AC Loads Supply Continuity in Connected and Islanded Microgrids Systems

Abstract

In the pursuit of establishing a sustainable and highly reliable microgrid, the continual operation and system dependability in both grid-connected and islanded configurations emerge as paramount objectives. Our vision centers on the implementation of an intelligent Energy Management System (EMS), complemented by cutting-edge optimization techniques and well-suitable resource sizing. These synergistic components empower the microgrid to adeptly manage peak demands, surmounting even the most adverse weather conditions, all the while liberating it from external resources or any additional draw from the grid facility.

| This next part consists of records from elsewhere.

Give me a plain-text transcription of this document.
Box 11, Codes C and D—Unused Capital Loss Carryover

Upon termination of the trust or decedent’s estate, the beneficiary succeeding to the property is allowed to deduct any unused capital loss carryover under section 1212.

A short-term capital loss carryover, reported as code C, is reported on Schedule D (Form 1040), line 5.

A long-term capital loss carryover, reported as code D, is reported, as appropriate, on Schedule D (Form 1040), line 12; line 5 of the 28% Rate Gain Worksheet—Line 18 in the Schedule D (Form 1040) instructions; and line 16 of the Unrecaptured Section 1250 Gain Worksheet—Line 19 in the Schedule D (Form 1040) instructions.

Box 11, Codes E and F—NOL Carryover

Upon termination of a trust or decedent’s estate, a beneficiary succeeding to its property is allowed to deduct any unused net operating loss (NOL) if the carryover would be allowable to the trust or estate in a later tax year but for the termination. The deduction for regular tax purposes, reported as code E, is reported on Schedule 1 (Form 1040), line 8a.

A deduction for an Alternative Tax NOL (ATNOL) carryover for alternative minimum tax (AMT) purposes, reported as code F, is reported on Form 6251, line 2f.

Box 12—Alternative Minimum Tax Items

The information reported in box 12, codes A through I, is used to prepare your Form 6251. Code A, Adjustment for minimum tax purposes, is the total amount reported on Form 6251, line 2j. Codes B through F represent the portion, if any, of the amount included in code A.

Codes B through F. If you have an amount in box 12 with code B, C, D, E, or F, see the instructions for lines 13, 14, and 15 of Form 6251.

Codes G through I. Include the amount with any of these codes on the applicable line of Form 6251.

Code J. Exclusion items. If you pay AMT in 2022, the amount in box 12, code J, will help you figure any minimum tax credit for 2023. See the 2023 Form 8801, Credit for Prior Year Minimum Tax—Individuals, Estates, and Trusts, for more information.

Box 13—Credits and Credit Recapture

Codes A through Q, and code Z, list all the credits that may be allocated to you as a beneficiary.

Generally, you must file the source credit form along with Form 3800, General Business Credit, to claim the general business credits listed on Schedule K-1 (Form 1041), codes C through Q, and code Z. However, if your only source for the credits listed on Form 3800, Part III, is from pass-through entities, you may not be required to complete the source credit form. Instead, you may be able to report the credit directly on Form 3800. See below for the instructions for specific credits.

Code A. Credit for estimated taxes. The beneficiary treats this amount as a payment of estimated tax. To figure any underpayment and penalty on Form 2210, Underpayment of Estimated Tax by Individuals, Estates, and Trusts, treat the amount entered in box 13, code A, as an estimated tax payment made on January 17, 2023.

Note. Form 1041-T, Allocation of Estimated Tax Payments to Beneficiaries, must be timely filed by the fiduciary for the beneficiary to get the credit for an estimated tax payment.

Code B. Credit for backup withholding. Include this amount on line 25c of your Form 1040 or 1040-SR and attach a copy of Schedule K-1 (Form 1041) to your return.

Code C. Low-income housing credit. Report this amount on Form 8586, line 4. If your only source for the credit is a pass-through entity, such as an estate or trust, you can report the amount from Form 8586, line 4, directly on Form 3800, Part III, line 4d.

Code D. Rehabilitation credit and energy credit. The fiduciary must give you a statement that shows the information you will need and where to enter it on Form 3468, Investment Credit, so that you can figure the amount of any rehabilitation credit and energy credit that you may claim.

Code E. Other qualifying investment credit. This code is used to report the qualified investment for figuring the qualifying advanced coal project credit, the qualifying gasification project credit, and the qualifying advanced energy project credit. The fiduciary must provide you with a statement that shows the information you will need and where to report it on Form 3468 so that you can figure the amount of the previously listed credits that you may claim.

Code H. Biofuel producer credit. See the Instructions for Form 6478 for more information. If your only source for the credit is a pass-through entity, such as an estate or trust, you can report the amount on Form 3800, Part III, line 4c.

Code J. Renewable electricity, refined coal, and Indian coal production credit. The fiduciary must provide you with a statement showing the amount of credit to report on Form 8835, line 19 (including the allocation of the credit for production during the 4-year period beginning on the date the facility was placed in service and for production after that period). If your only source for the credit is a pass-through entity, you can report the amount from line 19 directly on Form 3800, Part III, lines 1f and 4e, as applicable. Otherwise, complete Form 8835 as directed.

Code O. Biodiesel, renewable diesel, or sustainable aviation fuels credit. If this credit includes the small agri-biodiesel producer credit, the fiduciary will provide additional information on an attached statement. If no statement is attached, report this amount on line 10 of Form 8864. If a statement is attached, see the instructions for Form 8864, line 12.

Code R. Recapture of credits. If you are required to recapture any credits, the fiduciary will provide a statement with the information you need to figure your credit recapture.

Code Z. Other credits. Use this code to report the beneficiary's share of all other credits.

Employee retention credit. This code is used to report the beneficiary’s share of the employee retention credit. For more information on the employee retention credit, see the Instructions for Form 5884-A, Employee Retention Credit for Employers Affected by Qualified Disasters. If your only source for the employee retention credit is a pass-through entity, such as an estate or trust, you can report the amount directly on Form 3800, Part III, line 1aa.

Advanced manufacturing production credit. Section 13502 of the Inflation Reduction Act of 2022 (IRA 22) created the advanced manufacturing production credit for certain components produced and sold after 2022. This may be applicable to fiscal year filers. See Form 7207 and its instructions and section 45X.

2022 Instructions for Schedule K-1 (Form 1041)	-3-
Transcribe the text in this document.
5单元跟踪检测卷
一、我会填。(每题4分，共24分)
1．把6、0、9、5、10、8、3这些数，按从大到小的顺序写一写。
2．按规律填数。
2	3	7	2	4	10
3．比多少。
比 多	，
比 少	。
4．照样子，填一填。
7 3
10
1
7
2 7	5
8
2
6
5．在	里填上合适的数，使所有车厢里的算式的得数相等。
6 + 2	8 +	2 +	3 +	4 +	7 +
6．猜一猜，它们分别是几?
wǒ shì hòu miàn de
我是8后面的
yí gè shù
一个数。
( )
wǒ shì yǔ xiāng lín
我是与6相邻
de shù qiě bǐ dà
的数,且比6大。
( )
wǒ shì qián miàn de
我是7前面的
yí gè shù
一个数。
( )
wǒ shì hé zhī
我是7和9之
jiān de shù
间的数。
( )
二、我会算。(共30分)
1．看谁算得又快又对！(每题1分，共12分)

Conducting a compelling case study, we delve into the efficiency of our EMS algorithm, thoughtfully realized through MATLAB Simulink, by analyzing pertinent load profiles and power consumption data from buildings within our esteemed institution, IGEE (Institute of Electrical and Electronic Engineering). To transcend the confines of conventional grid-tied PV systems Inverter, we ingeniously propose a novel approach, coordinating a Diesel Generator-Photovoltaic panel (DG-PV) synchronization, thereby seamlessly enabling the grid-tied PV system to function in off-grid scenarios. This concept lies in achieving optimal performance through the deployment of uniform Distributed Energy Resources (DERs) sizes for Photovoltaic (PV) and Battery Energy Storage Systems (BESS) in both grid-connected and islanded modes. Supplemented by sophisticated control algorithms and real-time monitoring, the microgrid flawlessly transits between operational modes, ensuring unrivaled efficiency and unwavering dependability.